Once we started planning against that worst-case scenario, I knew we’d be OK. Our answer to the unknown was to plan for something far worse than any projection at the time, knowing that the rest was upside. The second indicator came shortly thereafter when I told our investors what our capital needs would be to survive the low case. I wasn’t sure what to expect, but they could not have been more supportive. We ended up raising $25 million at a time when everything was still uncertain — travel was nonexistent and no one knew when it would return.

Once we started planning against that worst-case scenario, I knew we’d be OK.’’

The ultimate certainty came several months later. At our low point in March, no one could have convinced me that by June we’d be setting booking records, but that’s exactly what happened. Pent-up demand for travel was growing, the world was starting to have a better understanding of the virus, and people began to see vacation rentals as a safer option for travel. We’ve seen record-shattering bookings since then, which have continued to this day.

 

 

What has this past year taught you about leadership?

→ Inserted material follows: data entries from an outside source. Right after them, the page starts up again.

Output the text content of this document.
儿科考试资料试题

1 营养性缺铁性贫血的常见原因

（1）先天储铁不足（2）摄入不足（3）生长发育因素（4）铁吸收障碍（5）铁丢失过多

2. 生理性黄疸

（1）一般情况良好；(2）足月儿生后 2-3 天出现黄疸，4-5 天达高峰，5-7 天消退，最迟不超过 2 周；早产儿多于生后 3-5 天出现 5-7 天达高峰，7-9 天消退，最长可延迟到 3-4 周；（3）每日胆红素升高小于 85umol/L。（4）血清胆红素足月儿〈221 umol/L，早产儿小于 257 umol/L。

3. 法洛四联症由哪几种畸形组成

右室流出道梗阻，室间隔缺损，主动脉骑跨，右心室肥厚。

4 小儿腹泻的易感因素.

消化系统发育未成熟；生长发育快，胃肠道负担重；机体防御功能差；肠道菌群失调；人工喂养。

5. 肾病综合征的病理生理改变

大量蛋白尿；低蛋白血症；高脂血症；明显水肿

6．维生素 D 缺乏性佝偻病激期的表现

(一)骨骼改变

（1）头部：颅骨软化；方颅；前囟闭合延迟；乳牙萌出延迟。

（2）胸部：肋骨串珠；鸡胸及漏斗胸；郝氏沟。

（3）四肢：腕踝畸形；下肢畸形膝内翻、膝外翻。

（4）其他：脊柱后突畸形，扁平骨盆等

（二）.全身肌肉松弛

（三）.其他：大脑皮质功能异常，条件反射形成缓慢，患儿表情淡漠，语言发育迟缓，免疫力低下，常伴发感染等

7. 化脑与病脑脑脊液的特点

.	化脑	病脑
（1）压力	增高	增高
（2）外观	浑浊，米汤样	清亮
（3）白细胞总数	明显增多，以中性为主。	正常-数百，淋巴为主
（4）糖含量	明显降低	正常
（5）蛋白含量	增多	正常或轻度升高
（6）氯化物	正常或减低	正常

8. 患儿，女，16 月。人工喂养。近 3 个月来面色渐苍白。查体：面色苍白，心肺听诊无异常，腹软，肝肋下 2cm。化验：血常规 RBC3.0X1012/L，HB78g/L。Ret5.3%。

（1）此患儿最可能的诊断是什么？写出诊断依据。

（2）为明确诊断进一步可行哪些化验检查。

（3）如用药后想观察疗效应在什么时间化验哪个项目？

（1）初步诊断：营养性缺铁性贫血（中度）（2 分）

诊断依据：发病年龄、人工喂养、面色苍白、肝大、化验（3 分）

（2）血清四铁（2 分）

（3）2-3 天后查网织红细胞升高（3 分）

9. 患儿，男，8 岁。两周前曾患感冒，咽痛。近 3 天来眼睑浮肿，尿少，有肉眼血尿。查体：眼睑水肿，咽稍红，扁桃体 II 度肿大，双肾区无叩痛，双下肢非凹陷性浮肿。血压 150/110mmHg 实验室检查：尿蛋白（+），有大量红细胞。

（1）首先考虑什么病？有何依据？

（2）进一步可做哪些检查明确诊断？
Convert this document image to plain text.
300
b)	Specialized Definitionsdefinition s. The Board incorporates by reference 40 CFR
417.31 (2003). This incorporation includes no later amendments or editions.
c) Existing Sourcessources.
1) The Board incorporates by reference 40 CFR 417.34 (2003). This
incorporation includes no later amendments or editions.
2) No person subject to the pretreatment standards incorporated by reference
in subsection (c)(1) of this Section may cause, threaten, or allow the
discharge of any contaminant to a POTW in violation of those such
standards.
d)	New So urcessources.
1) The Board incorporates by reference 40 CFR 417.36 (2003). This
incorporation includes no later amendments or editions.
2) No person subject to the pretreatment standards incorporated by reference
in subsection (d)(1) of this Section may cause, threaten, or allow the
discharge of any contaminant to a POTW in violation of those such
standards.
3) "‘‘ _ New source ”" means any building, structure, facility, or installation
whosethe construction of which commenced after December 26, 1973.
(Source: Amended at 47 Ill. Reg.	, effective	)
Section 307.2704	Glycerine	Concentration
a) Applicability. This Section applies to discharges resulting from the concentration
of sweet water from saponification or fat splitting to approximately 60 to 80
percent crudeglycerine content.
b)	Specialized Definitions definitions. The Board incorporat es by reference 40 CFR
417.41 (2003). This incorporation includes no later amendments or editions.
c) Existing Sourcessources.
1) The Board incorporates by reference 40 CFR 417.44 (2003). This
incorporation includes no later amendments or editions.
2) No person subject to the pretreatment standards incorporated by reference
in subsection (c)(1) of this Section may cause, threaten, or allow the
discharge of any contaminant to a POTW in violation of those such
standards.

I learned a lot about trust. In order to live up to COHAD, I have to trust that our team can handle communication that is confidential, challenging, or even scary. I have to be an active listener when it comes to constructive feedback and trust that it is intended to make me and our company stronger. Perhaps most importantly, I have to trust that I can be vulnerable and admit when I’m wrong without losing their confidence, because “honestly and directly, I’m often” wrong.

I thought I was committed to leadership principles like communication and vulnerability prior to the pandemic, but I now realize I was only at the beginning of that journey, and I still have a long way to go. I’m immensely grateful to have learned that lesson. It’s something that will be with me for the rest of my life.